The data isn’t surprising, however, believes SMMT chief Mike Hawes.
‘As devastating as these figures are, with full lockdown measures in place for the whole of April and May, they are not surprising,’ he said.
‘As the UK starts to get back on the move again and dealerships continue to re-open, we expect to see more activity return to the market, particularly as many people see cars as a safe and reliable way to travel during the pandemic.
‘However, if we’re to re-energise sales and the fleet renewal needed to drive environmental gains, support will be needed for the broader economy in order to bolster business and consumer confidence.’
Commenting on the SMMT data, Auto Trader’s Ian Plummer said: ‘Over the full year, we almost certainly won’t make up for all the weeks of lost sales, however, from what we’re observing on our marketplace and what we’re being told by our customers, Q3 is tracking ahead of the same period last year and is likely to finish that way.’
AA Cars has seen a similar trend for consumers wanting to buy used city cars, but issued a note of caution.
‘Sales started to rebound in June when dealerships re-opened, suggesting there was some pent-up demand during the lockdown,’ said AA Cars CEO, James Fairclough.
‘However, our research shows that three-quarters of drivers are unwilling to buy a car without seeing it in person, which may mean some people are putting off a purchase until they feel ready to visit a dealership.’

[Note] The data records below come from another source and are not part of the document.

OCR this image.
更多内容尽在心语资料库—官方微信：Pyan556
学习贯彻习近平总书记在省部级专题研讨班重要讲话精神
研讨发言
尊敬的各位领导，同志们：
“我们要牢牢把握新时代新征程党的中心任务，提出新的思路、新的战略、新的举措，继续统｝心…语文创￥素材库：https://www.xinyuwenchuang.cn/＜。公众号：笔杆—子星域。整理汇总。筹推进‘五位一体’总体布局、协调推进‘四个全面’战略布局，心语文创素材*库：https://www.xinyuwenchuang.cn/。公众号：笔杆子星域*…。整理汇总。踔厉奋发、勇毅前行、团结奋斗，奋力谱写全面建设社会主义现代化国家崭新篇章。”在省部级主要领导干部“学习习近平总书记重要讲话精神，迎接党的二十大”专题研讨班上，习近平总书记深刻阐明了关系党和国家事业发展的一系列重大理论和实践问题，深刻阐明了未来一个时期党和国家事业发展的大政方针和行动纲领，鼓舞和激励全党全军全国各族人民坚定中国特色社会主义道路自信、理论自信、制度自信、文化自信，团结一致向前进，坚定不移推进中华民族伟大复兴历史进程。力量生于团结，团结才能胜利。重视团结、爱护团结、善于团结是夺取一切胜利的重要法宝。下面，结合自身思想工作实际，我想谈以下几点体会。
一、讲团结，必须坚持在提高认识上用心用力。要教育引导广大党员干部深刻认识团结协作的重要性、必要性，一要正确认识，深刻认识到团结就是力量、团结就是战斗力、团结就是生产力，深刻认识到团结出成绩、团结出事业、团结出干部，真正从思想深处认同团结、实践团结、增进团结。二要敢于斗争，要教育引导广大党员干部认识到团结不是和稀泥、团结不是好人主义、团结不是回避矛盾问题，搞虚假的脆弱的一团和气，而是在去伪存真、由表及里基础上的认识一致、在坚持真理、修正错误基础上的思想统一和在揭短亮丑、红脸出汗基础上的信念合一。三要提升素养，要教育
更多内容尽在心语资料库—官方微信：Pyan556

Echoing Mike Hawes’ words, Adesa UK boss Jonathan Holland said the results weren’t surprising but said there were still plenty of opportunities for dealers.
‘Although the size of the full year market will be significantly reduced, there are still opportunities for dealers to close the year as strongly as possible by going online to source the optimum mix of models for their customer base as soon as vehicles become available on specialist digital remarketing platforms,’ he said.
‘Immediate access to desirable stock will be crucial over the coming months, especially with the major physical auction halls remaining closed to trade buyers.’
Quarter three won’t just give opportunities but also strong growth potential, believes Close Brothers Motor Finance.
The firm’s managing director, Seán Kemple, said: ‘Looking to Q3 and beyond, the used car market is likely to see an even stronger surge in demand.
‘New car sales may be stalled by slower socially-distanced production, leading to a shortfall of stock for dealers in the coming months. Faced with limited availability, long waiting times, and a potentially tighter budget, buyers are more likely to turn to used and second-hand cars instead. And with people still reticent to take public transport, private car ownership is becoming ever more appealing.
Dealers need to keep their fingers on the pulse and be prepared to adapt their stock and sales strategy to meet consumers’ evolving needs.’